Tienes un gran número de posturas para hacer el amor en la cama. Las mejores posturas están en vuestras cabezas y las ganas que tengáis de disfrutar. Una de las posturas para hacer el amor en la cama más conocidas es la postura del misionero en la que la mujer se tumba bocarriba en posición horizontal, el hombre se coloca encima de la mujer, cara a cara y es él quién toma el mando y marca el ritmo y la intensidad aunque la mujer debe decir en cada momento cómo lo necesita y puede conseguir mayor profundidad levantando las piernas y enredándolas en el cuerpo del hombre.
Otra de las posturas para hacer el amor en la cama más conocida es la postura de la sillita.
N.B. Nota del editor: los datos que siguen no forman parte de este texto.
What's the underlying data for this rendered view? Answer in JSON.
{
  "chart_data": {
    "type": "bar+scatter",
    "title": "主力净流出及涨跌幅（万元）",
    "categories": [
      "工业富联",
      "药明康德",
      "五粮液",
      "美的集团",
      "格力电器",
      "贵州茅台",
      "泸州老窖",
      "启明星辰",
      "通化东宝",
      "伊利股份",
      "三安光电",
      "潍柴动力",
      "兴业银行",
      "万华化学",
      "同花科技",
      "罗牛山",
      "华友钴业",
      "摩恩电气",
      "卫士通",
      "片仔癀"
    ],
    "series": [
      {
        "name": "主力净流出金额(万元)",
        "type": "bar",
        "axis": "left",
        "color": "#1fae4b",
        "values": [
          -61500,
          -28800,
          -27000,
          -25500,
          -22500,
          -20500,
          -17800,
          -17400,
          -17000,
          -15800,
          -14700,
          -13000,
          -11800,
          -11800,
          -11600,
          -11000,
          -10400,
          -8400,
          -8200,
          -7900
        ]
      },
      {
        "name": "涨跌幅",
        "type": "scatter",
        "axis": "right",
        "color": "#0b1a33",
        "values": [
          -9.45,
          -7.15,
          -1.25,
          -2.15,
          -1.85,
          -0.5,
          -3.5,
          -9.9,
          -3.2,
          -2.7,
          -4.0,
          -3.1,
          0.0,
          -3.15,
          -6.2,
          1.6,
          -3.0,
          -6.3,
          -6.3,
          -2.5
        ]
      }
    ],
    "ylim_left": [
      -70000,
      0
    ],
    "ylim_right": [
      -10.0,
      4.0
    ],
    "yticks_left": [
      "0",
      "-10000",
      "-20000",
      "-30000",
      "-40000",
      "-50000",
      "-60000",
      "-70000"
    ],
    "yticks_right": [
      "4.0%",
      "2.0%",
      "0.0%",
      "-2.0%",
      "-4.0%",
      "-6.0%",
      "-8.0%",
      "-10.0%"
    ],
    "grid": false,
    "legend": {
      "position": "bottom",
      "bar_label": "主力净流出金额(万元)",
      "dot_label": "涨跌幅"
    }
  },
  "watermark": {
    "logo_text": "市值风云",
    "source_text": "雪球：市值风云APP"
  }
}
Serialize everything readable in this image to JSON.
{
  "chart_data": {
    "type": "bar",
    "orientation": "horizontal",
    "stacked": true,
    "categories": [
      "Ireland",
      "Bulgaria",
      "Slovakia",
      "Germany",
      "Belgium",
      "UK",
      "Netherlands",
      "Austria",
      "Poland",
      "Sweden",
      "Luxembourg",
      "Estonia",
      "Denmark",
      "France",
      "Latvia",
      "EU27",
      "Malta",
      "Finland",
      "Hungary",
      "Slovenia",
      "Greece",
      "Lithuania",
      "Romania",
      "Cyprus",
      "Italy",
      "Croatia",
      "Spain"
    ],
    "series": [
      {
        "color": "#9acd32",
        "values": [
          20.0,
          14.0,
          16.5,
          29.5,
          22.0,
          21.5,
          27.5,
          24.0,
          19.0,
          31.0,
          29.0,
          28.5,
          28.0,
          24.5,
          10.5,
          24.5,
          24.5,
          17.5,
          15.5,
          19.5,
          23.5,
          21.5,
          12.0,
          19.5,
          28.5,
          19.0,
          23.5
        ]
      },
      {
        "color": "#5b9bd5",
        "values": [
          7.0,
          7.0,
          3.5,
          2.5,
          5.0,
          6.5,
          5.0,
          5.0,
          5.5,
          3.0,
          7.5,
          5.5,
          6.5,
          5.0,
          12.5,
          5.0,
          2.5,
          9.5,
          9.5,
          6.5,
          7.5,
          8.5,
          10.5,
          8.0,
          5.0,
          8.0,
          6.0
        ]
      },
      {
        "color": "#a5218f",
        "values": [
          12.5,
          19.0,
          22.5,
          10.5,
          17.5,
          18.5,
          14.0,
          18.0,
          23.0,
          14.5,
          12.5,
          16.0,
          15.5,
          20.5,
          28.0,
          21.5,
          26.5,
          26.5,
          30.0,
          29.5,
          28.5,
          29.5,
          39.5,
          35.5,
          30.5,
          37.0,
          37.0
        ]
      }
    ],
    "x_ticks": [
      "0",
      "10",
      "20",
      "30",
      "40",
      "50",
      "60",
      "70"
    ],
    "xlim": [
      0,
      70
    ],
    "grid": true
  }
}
El hombre se sienta en la cama con las piernas cruzadas (también se puede hacer con las piernas estiradas) y la mujer se sienta encima, mirando hacia él, rodeándole con piernas y brazos. En este caso es la mujer quien toma las riendas y quien marca intensidad, profundidad y ritmo, balanceándose y de vez en cuando apretándose contra él.
Y cómo no terminar las posturas para hacer el amor en la cama más conocidas con la postura del 69. En esta postura ambos controláis qué ritmo queréis y con qué intensidad. Uno de los dos se tumba horizontalmente en la cama, y el otro se tumba encima pero en lugar de cara a cara, cada uno tiene la cabeza a la altura de los genitales del otro para poder realizar sexo oral simultáneo.